## Task1: Third-Order Letter Approximation Model

In this task, I will build a third-order letter approximation model using English texts from Project Gutenberg. The goal is to create a trigram model that counts the frequency of every sequence of three characters (trigram) in the selected texts.

In [1]:
import re
import os

# Global variables to store processed texts and trigram dictionary
processed_texts = []
trigrams = {}

### Text Preprocessing with preprocess_text
The preprocess_text function is designed to clean the raw text files. It removes any irrelevant sections, special characters, and extra whitespace, leaving only uppercase letters, full stops, and spaces. This preprocessing is essential to ensure our trigram model is built on clean and consistent data.

The preprocess_text function performs the following steps:

1. Remove Preamble and Postamble:

- Project Gutenberg texts typically include introductory and closing text sections (preamble and postamble).
- Markers:
  - preamble = " ***" indicates the end of the introductory text.
  - postamble = "*** END OF " indicates the beginning of the closing text.
- We slice the text based on these markers to capture only the main content, avoiding irrelevant text.

2. Filter Allowed Characters Using Regex:

- Using re.sub(), we filter out any characters that don’t match our allowed set (uppercase letters, spaces, and periods).
- Regex Pattern: [^a-zA-Z\s.] specifies only letters (both cases), spaces, and periods, removing all other characters.
3. Remove Consecutive Blank Lines:

- Multiple consecutive blank lines can disrupt the trigram model by introducing excessive whitespace sequences.
- We replace sequences of multiple newlines with a single newline using re.sub(r"\n\s*\n", "\n", cleaned_text), preserving basic spacing.
4. Convert to Uppercase and Trim Whitespace:

- Finally, upper() standardizes all characters to uppercase.
- strip() removes any extra whitespace at the start and end of the text, preparing it for trigram processing.

In [2]:
def preprocess_text(text):
    # Define markers for preamble and postamble sections
    preamble = " ***"
    postamble = "*** END OF "
    
    # Step 1: Remove preamble and postamble
    cleaned_text = text[text.index(preamble) + len(preamble):text.index(postamble)]
    
    # Step 2: Filter out non-alphabetic characters, keeping only letters, spaces, and periods
    cleaned_text = re.sub("[^a-zA-Z\\s.]", "", cleaned_text)
    
    # Step 3: Replace multiple newlines with a single newline
    cleaned_text = re.sub(r"\n\s*\n", "\n", cleaned_text)
    
    # Convert to uppercase and trim any leading/trailing whitespace
    return cleaned_text.upper().strip()


### Trigram Creation Function

The produce_trigrams function takes a list of processed texts and iterates through each character in each text, extracting and counting every three-character sequence. This data is stored in a dictionary, where each trigram is a key and its frequency is the value.

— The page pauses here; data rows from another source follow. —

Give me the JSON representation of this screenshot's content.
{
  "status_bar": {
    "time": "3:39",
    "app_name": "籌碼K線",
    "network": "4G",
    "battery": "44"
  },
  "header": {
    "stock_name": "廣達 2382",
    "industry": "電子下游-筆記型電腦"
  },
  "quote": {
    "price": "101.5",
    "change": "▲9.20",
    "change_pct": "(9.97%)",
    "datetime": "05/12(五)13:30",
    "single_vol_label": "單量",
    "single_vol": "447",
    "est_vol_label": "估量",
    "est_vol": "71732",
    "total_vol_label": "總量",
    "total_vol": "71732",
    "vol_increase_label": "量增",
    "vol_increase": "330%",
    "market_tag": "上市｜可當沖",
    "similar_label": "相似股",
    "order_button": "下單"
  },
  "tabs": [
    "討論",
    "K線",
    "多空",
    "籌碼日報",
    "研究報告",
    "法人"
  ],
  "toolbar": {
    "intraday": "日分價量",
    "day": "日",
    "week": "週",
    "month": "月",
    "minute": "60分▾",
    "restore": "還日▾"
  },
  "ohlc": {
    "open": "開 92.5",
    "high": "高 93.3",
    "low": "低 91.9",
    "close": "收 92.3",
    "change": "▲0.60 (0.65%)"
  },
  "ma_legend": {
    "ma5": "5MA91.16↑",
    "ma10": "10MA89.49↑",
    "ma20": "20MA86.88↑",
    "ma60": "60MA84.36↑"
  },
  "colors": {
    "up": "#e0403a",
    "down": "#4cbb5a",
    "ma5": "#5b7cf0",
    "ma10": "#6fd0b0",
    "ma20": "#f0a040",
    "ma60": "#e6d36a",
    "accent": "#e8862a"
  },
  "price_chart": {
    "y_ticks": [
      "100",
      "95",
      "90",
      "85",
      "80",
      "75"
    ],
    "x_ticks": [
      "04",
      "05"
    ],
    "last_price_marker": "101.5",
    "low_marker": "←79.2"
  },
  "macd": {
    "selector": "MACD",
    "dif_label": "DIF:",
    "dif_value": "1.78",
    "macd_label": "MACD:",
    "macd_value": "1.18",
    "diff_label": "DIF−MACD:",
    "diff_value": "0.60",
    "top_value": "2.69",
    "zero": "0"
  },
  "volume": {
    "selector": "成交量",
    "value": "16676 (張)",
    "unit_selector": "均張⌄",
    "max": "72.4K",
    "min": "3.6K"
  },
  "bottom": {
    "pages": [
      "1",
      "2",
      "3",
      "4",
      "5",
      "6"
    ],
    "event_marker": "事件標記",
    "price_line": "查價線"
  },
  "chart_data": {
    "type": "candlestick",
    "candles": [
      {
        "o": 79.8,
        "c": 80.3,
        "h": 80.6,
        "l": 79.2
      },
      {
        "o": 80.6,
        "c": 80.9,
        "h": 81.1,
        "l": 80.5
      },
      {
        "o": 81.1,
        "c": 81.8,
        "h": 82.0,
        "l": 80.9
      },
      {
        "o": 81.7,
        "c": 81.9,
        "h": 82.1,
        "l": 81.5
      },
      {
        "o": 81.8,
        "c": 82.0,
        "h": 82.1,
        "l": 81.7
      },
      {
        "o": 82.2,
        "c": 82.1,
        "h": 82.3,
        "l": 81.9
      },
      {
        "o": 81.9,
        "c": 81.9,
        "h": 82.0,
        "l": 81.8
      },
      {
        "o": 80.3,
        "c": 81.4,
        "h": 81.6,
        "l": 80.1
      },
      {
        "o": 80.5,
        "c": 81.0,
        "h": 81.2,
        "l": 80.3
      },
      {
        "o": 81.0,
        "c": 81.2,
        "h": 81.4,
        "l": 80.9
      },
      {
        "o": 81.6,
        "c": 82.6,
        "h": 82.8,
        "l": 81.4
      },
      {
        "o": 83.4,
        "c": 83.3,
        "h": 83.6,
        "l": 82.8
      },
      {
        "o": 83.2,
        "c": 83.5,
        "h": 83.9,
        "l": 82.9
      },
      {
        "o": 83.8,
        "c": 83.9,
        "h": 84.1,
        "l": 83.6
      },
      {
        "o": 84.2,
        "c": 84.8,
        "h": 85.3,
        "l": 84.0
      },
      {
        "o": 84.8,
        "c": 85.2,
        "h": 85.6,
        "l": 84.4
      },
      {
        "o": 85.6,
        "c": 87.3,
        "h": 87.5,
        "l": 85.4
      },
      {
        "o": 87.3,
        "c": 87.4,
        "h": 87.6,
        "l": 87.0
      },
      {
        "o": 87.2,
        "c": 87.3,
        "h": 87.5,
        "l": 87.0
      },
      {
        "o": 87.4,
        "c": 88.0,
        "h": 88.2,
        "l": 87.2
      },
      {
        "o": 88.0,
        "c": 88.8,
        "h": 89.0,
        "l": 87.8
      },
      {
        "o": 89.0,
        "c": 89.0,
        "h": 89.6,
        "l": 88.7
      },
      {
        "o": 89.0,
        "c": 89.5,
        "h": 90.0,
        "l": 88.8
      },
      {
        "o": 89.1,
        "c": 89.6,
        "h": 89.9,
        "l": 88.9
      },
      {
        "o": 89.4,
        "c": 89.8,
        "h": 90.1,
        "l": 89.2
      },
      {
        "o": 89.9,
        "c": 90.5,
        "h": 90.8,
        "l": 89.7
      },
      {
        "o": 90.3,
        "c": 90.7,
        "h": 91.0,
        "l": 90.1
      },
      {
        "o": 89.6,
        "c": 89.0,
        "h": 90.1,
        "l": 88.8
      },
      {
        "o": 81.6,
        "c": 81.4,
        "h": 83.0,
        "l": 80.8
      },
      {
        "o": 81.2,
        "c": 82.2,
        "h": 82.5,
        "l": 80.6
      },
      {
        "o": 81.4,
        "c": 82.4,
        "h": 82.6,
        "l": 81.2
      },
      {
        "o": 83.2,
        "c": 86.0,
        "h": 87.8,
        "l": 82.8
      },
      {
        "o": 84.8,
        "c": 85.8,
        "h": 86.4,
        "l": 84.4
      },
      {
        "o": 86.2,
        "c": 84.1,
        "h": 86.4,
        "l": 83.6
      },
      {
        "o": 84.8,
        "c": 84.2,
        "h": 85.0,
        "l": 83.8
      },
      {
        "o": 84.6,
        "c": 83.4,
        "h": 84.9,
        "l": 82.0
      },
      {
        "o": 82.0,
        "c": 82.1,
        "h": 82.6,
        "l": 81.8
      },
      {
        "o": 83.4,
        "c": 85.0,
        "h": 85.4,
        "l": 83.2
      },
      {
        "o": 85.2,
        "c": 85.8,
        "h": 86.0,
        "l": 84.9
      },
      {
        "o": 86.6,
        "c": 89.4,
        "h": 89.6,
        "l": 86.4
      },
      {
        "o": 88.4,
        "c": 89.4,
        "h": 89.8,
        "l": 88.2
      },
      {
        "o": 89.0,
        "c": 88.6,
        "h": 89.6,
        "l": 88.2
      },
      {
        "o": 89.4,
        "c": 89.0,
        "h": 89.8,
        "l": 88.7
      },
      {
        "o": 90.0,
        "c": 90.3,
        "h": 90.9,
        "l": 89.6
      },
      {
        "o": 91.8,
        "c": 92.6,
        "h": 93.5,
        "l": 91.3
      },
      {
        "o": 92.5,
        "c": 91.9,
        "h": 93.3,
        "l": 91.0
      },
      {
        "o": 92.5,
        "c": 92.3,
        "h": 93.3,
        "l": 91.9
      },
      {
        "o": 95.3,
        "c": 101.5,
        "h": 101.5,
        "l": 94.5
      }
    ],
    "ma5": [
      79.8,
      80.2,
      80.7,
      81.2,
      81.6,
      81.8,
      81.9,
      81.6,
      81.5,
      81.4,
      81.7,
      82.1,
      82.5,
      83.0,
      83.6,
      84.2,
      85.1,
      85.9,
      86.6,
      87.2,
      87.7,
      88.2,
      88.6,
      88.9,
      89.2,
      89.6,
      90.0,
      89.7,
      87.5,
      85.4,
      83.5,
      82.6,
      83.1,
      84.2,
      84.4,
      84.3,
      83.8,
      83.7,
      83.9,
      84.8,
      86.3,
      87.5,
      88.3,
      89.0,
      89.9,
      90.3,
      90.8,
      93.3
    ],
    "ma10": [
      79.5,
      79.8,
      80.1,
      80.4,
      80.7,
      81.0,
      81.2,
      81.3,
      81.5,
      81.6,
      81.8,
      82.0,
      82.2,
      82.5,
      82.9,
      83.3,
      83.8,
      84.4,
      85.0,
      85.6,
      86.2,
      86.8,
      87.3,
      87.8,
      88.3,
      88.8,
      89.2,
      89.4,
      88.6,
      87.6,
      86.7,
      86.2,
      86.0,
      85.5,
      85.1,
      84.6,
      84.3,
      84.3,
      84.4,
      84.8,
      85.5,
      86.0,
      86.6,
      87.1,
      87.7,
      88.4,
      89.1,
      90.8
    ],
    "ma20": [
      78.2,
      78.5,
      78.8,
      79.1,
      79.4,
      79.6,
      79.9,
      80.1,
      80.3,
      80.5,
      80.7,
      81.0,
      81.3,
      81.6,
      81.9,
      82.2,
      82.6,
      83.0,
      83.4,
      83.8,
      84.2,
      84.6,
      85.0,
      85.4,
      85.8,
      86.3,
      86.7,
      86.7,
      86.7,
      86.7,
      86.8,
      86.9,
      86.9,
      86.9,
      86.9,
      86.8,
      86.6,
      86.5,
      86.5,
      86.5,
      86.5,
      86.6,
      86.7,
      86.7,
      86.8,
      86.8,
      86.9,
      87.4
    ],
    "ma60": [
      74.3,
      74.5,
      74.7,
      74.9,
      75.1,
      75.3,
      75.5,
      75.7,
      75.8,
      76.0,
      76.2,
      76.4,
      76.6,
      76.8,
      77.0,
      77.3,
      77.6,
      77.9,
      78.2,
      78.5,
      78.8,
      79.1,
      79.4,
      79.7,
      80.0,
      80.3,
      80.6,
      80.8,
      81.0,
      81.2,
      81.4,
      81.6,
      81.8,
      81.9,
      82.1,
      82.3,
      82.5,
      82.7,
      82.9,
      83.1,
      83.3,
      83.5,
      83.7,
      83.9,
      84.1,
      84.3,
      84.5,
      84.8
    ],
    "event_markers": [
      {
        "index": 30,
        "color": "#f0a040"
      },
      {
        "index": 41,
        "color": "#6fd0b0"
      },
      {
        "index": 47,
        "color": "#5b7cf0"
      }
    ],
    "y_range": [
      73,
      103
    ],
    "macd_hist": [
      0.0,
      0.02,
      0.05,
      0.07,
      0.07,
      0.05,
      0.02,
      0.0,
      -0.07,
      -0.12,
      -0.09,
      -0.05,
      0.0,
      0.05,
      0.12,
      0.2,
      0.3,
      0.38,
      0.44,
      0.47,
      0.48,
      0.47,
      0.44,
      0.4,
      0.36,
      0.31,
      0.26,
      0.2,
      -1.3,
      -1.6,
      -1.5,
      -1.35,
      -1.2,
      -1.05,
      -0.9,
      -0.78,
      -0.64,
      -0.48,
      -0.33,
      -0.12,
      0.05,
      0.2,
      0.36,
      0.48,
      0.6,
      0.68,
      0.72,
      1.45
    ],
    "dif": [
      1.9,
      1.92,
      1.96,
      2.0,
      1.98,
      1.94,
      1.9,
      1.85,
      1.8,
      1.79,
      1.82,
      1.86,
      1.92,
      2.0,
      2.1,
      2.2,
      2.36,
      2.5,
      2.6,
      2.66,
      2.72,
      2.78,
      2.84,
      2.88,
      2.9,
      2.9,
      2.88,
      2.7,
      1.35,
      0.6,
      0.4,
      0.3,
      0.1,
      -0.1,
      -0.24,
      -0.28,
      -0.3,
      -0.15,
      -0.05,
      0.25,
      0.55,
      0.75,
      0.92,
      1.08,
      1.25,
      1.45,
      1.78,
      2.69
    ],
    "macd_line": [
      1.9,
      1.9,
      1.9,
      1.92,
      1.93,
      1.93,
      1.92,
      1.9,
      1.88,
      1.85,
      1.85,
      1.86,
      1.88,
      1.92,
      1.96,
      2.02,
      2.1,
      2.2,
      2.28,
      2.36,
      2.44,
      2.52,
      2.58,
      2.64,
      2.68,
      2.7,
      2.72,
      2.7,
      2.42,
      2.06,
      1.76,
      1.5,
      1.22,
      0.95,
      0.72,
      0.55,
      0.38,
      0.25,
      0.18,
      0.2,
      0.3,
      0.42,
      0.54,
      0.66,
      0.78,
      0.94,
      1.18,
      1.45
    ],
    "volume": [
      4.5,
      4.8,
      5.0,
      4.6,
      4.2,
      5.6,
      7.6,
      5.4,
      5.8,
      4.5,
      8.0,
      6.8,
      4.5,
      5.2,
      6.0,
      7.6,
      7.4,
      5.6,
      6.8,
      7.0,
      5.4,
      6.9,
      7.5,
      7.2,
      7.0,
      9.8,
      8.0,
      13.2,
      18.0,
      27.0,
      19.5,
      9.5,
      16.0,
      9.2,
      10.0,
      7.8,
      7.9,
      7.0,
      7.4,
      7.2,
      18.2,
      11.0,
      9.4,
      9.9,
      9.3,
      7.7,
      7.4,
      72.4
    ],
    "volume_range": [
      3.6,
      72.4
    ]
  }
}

- Trigram Extraction: The function slices the text into three-character sequences.
- Dictionary Update: For each trigram, it checks if the trigram already exists in the dictionary:
    - If it exists, it increments the count.
    - If it doesn’t exist, it initializes the trigram count to 1.

In [3]:
def produce_trigrams(texts):
    trigram_counts = {}  # Dictionary to store trigram counts
    
    for text in texts:
        for i in range(len(text) - 2):  # Stop at len(text) - 2 to avoid index errors
            trigram = text[i:i+3]  # Extract three-character sequence
            
            # Only proceed if trigram has exactly 3 characters (skip incomplete sequences)
            if len(trigram) == 3:
                if trigram in trigram_counts:
                    trigram_counts[trigram] += 1  # Increment count if trigram already exists
                else:
                    trigram_counts[trigram] = 1  # Initialize trigram count if it doesn't exist
    
    return trigram_counts


### Processing Text Files
Using the os library, we iterate over files in the texts/ directory, ensuring only .txt files are processed. Each file’s content is cleaned using preprocess_text, and the processed texts are stored in the processed_texts list for trigram generation.

In [4]:
# Load and process each .txt file in the 'texts/' directory
for file in os.scandir("texts"):
    if file.name.endswith(".txt"):
        with open(file.path, 'r', encoding='utf-8') as f:
            content = f.read()
            processed_texts.append(preprocess_text(content))  # Sanitize and add to the list


### Generate Trigram Model
With our processed texts ready, we pass them to produce_trigrams to generate the trigram model. This dictionary stores each trigram and its frequency across the text data.

In [5]:
# Generate trigram model from processed texts
trigrams = produce_trigrams(processed_texts)
print("Sample of Trigram Model:", dict(list(trigrams.items())[:10]))  # Display a sample


Sample of Trigram Model: {'THI': 1998, 'HIR': 138, 'IRT': 121, 'RTY': 163, 'TYO': 8, 'YON': 86, 'ONE': 1405, 'NE ': 1626, 'E B': 1614, ' BR': 673}